玉川大学学長・小原芳明氏インタビューの様子 玉川学園は2005年に"Round Square"(イギリス、アメリカ、オーストラリア、インドなどの学校が加盟している国際的な私立学校の連盟)の正式メンバーとして認定されました。どの学校でも加盟できるわけではなく、教育方針、教育レベルなどが審査され、認定されます。したがって、"A member of Round Square"と言うだけで信用され、玉川学園が私立学校で、どのような活動をしているかが分かってもらえるのです。
 同様にCITAの認定も取得しました。CITAは、私立学校が自ら点検と改善をして質の向上を図るとともに、私学同士が教育を点検し、競い合うことで世界各国の教育の向上を図るため1996年に設置された世界的な学校認定組織です。
 次のステップとして現在玉川学園が推進しているのは、International Baccalaureate Course(IBC)で、幼稚園から高等学校までの15年間を、英語を主要言語として授業展開することです。このコースを終了し、国際バカロレア資格(国際的な大学入学資格)を取得することによって、海外の名門大学への入学も可能になります。
 これからの学校は、自校を世界に対して自己紹介する努力、すなわち地域を越えて学校としてのAccreditation(認定)を取り、学校や教育レベルを認知してもらわなければなりません。カリキュラムを整備することによって、子供たちがより積極的に海外の学校あるいは大学に進学できるようになるでしょう。日本国内のAccreditation(認定)はある意味で改善活動ですが、今我々は改善という枠からbreakthroughしようとしているのです。枠からいかに飛び出して行くかがグローバル化ですが、そのためには海外で認められる基準(Trans Regionally Accredited Curriculum)を満たすことが必要です。そうして学校教育の国際化を推進していきます。

--- 玉川学園という文化を身につけた卒業生が多数社会で活躍されています。最後に、卒業生に対するメッセージをお願いします。

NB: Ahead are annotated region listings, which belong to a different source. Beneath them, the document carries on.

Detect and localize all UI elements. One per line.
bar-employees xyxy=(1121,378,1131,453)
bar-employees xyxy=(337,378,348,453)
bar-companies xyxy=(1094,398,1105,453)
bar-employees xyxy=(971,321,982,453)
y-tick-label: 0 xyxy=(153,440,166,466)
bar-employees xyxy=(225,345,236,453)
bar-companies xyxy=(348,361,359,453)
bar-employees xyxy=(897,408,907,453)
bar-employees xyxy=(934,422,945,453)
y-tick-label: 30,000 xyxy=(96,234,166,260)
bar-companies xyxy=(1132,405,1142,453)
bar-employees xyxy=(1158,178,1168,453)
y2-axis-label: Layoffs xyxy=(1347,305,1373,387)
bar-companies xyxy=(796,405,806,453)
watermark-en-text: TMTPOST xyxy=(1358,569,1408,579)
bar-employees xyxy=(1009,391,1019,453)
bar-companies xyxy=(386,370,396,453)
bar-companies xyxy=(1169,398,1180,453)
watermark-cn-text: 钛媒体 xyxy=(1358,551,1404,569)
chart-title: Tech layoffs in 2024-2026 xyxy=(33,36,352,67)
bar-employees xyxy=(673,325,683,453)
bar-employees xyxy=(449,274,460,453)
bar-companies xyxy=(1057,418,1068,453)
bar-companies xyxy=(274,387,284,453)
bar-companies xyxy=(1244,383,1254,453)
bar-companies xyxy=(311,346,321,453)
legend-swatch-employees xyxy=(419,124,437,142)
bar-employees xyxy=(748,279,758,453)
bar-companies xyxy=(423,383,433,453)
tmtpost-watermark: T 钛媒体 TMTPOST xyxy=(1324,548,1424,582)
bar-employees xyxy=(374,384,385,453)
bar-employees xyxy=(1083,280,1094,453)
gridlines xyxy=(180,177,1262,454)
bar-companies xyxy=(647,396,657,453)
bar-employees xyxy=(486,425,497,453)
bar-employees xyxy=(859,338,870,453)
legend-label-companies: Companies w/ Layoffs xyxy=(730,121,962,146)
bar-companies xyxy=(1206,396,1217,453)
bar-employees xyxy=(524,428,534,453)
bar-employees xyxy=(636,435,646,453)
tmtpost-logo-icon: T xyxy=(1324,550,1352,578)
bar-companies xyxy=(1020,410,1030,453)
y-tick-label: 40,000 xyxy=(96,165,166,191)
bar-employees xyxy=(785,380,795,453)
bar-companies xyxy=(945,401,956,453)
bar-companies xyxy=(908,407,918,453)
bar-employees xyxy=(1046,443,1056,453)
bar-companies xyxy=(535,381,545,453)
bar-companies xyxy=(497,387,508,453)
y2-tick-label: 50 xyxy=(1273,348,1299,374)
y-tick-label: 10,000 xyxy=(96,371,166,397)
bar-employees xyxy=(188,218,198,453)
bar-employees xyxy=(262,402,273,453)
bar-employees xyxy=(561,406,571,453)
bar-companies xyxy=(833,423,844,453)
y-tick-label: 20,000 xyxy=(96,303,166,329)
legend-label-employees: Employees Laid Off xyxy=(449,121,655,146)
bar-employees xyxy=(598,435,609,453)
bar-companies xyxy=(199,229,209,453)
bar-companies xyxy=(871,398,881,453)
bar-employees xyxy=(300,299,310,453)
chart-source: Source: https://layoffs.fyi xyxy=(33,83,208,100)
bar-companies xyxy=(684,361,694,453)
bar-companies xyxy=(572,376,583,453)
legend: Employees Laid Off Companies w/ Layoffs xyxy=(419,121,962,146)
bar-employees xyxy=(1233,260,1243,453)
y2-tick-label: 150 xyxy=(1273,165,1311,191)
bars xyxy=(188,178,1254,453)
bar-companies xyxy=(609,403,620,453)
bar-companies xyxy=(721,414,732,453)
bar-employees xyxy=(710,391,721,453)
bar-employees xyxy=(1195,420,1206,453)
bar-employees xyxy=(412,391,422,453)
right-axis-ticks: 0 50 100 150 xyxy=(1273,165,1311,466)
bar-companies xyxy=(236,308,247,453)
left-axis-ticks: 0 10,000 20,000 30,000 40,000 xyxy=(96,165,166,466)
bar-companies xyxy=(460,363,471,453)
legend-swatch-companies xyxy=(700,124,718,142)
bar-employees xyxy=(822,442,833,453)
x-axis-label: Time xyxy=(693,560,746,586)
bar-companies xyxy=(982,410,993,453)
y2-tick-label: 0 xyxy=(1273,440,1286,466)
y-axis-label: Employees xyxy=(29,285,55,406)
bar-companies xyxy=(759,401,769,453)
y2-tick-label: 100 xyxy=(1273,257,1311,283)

 所詮人間はちっぽけな存在に過ぎません。だから失敗を恐れないでほしい。無謀になれということではありませんが、人間だから許されるのが失敗。人間だからこそ失敗から学んで次の手を打っていくことができます。自分を過大評価することなく、前へ前へと進んでいってほしいですね。"Proactive"、これがこれからの日本人の一つのキーワードになるでしょう。ただ単に"Active"ではなくて"Proactive"へ。より積極的に、チャレンジという意味です。日本が世界で互角に戦っていくために、この"Proactive"精神を期待します。

--- ありがとうございました。